Copied from my GitHub techdiary
Pandas + IPython + Jupyter Incantations
A place to store my hard earned pandas learnings.
- Misc
- Column operations
- Tidy Data Long and Wide
- Reshaping Data
- Pivoting - Narrow to wide
- Group By - Apply aggregate to a group of facts
- Pandas performance
- Plotting
- Exploratory Data Analysis
Misc
Jupyter set to window width
# Resize Jupyter to window width
from IPython.core.display import display, HTML
display(HTML("<style>.container { width:95% !important; }</style>"))
Pretty print the data frame
If you use print to show a dataframe, it’ll look ugly, use display instead.
display(df)
Jupyter run on a linux box, access from linux.
https://coderwall.com/p/ohk6cg/remote-access-to-ipython-notebooks-via-ssh
ipython magic commands
%history -n
%history -g <string> search for string
%recall - put in editor
%rerun - execute in editor
fix column width to match terminal
pd.set_option('display.large_repr', 'truncate')
pd.set_option('display.max_columns', 0)
List columns
df.columns()
Sorting
df.sort_index()
df.sort_values()
Column operations
Convert column type to category
df.column = df.column.astype("category")
Count values in category
df.column.value_counts()
df.column.value_counts(normalize=True)
df.column.value_counts(normalize=False).cumsum()
Histogram column
df.groupby(df.column).apply(len)
Custom Apply to a row
df.apply(axis="columns", func=myFuncThatTakesArowAsInput) # pretty darn slow.
Convert Json BLOB to new Json Columns
df = df.join(pd.DataFrame(df['json_string'].apply(json.loads).apply(pd.Series)))
Tidy Data Long and Wide
Tidy data is ideal for analysis. The data definitions are confusing, so I’ll provide my own:
- Dimension (Dim/Pivot) - A caregorical property of a entity
- Entity (Independent Variable) - Set of dimensions that uniquely identify the facts
- Fact (Measure/Dependent Variable) - A fact/measure for an entity.
With these definitions, Tidy data is defined as:
- Each fact forms a column.
- Each observation (of an entity) forms a row (with a fact per column).
- Each type of observational unit forms a table. (??)
This is a wide data set, where a row is the Set of Dimensions (Entity), and a fact per column. This is:
- Easiest for humans to digest
- An Excel Pivot Table
- The best shape for panadas
- (From Narrow: pivot, or multi group and un-stack)

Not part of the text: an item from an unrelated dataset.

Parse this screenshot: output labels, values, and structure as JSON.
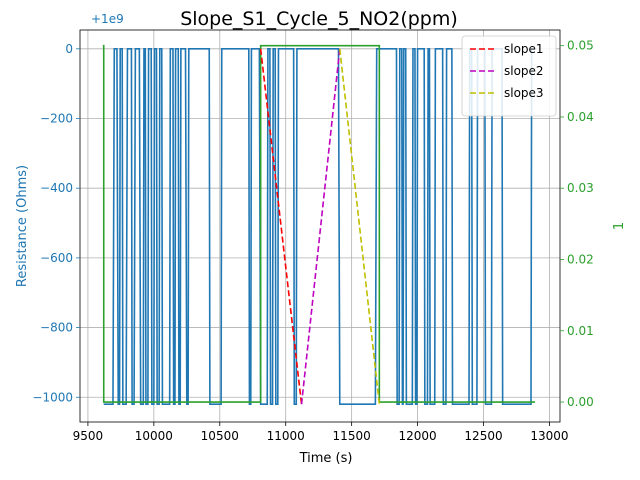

Another form of tidy data, often how raw data looks is called narrow data,in this case a row is a Set of Dimensions (Entity), A column for Fact Name, A column for Fact Value. This is
- Hard for humans to grock
- The best shape for altair
- (From wide: Use melt to get from wide to narrow)
Reshaping Data
Pivoting - Narrow to wide
Simple pivot table by count
pv = pd.pivot_table(df,index=pd.Grouper(freq='2W'), columns="column_1",values="column2", aggfunc='count')
Simple pivot table by percent change
pv = pd.pivot_table(df,index=pd.Grouper(freq='2W'), columns="column_1",values="column2", aggfunc='count').pcnt_change()
Group By - Apply aggregate to a group of facts
Named Aggregations
Groupby is great, but it’s a bugger to name aggregations, until pandas 0.25 added named aggregations
Pandas performance
-
- Numba - faster apply operations (swifter includes it)
- df.eval - faster df operations
- pandas.read_csv(), usecols to limit columns loaded
- see memory - ts.memory_usage(deep=True)
- Swifter - Smart Function Application (will use Numba, or Dask, or parallel apply)
- Modin - Parallel DataFrame, design for compatiblity first
- Dask - Parallel DataFrame - but use Modin instead)
- Numba - JIT your functions, but use Swifter instead.
- Pandarell - Parallel Apply (swifter equiv)
Plotting
Altair
Altair is completely obvious to use, and I enjoy it.
Altair normally can’t use index’s so you’ll need to reset_index first. You can do this in_place
You’ll also often need to unstack
Matplotlib
Learning plotting libraries can be a pain, dataviz is probably as important as data analysis, both because the viz will tell the story, but also because the viz will make analysis so much easier.
I spent a tonne of time working with matplotlib, but it’s so non-obvious to write, and I always need to look up its non onbvious syntax, and spend hours trying to figure out whatever quirk I’m getting bitten by:
Gotchyas:
- Axes is a synonym for subplot. It should not be confused with axis.
Plotly with cufflinks
To check out:
plot.ly with cufflinks - seems to be emerging as a winner, but careful about the need for on-line vs offline mode.